Sekarang, saya telah berhasil menunjukkan kalau saya adalah budak terpintar.
Saat anak-anak lain masuk ke kelas
lupa mengerjakan PR mereka karena asyik membaca hobi-hobi mereka, saya sendiri
tidak pernah lalai mengerjakan PR saya. Saat yang lain menciptakan musik dan
lirik,dan menjadi seniman hebat, saya justru mengambil ekstra SKS, walaupun
saya tidak membutuhkan itu. Jadi, saya penasaran, apakah benar saya ingin
menjadi lulusan terbaik?.
Tentu, saya pantas menerimanya, saya
telah bekerja keras untuk mendapatkannya, tetapi apa yang akan saya terima
nantinya?
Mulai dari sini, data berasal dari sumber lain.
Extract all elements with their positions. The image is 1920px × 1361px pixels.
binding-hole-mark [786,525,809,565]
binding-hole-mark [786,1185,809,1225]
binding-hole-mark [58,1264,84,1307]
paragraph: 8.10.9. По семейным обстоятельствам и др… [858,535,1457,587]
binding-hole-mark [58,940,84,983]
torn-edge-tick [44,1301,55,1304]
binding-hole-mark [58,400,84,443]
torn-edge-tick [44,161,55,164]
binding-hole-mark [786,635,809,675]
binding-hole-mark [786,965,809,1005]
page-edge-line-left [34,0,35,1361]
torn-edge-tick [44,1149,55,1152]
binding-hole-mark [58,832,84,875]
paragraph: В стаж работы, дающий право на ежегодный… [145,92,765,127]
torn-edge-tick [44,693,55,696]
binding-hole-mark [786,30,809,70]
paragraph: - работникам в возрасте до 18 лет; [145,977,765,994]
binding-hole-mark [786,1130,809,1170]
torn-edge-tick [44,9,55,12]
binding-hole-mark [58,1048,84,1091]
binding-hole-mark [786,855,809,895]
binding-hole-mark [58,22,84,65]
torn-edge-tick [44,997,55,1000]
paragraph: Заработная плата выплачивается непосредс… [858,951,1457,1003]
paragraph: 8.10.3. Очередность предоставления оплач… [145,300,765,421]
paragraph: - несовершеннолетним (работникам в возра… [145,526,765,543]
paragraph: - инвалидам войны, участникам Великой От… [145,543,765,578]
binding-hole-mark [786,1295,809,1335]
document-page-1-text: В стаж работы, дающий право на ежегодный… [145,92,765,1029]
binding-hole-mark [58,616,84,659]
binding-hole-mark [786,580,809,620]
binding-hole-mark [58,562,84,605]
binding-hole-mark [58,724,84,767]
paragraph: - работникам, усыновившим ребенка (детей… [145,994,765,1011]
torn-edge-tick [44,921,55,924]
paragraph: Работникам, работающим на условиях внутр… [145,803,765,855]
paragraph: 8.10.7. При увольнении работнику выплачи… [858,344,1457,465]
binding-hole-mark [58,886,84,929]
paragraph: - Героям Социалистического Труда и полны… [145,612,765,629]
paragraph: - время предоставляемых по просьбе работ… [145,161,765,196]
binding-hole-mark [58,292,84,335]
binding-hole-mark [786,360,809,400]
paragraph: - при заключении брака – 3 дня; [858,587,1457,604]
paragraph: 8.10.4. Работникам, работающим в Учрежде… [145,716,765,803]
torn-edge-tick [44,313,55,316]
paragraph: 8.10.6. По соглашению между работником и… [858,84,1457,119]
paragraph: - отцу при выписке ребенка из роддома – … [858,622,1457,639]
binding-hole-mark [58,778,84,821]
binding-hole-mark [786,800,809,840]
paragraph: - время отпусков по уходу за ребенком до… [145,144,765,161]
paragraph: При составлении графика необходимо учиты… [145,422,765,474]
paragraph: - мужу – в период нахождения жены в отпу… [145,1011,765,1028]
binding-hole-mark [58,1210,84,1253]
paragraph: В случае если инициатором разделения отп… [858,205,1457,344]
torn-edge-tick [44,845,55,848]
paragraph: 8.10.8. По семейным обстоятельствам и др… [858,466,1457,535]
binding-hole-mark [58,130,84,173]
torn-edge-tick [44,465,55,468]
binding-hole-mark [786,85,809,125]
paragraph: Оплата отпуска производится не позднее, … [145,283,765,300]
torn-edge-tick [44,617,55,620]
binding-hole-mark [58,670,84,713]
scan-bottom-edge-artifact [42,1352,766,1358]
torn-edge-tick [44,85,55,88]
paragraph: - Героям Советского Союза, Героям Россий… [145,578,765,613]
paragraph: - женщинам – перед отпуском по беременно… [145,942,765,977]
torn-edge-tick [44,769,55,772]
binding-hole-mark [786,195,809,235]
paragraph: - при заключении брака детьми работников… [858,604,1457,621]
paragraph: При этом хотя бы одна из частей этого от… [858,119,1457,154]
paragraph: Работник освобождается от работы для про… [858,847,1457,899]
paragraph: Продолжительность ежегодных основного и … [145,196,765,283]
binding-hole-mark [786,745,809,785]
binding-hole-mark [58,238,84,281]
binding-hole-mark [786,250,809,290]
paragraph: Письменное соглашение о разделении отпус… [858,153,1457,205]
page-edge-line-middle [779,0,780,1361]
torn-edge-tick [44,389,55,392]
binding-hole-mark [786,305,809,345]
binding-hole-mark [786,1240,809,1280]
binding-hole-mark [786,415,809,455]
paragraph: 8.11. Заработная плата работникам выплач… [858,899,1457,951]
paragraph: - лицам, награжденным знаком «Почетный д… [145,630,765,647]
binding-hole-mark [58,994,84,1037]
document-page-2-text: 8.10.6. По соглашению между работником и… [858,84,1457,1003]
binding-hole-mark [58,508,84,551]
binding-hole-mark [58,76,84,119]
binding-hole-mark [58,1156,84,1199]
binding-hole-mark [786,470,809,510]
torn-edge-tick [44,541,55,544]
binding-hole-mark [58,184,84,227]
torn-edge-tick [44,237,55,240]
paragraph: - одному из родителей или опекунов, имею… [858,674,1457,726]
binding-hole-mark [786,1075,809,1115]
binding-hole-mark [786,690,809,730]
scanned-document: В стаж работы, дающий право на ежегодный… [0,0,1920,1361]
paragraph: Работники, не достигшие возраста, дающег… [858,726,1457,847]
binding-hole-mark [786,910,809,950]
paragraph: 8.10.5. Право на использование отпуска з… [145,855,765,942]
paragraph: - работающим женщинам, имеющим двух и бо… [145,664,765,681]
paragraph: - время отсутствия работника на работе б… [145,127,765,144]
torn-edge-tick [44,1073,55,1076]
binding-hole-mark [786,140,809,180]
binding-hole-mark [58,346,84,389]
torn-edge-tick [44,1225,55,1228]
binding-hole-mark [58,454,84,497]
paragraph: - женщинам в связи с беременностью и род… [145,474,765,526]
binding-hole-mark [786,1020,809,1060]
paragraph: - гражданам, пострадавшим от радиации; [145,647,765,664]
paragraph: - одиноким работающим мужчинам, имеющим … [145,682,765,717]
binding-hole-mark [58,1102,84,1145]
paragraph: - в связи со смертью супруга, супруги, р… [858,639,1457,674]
Saat saya meninggalkan institusi pendidikan, akankah saya menjadi
sukses atau saya akan tersesat dalam kehidupan saya?Sekarang hal itulah yang
justru saya takutkan”.
Kegundahan Erica bisa
dipahami.Berapa banyak akademisi yang pintar di negeri ini, yang semula
idealis, kemudian jatuh karena masuk dalam sistem yang korup dan tak bisa
mengelak dari permainan mafia. Mereka “tersesat”, karena jadi “robot”. Jadi alat
industri. Tapi miskin nurani dan hati. Gersang dari nilai-nilai agama dan putihnya jiwa. Kondisi ini,barangkali yang terjadi pada sosok-sosok jurnalis, yang digambarkan oleh “Jilbab Hitam” sebagai
figur yang kelihatan idealis, tapi ternyata mafia juga. Jika benar, ini
“sesuatu banget”.Semoga saja tuduhan itu salah.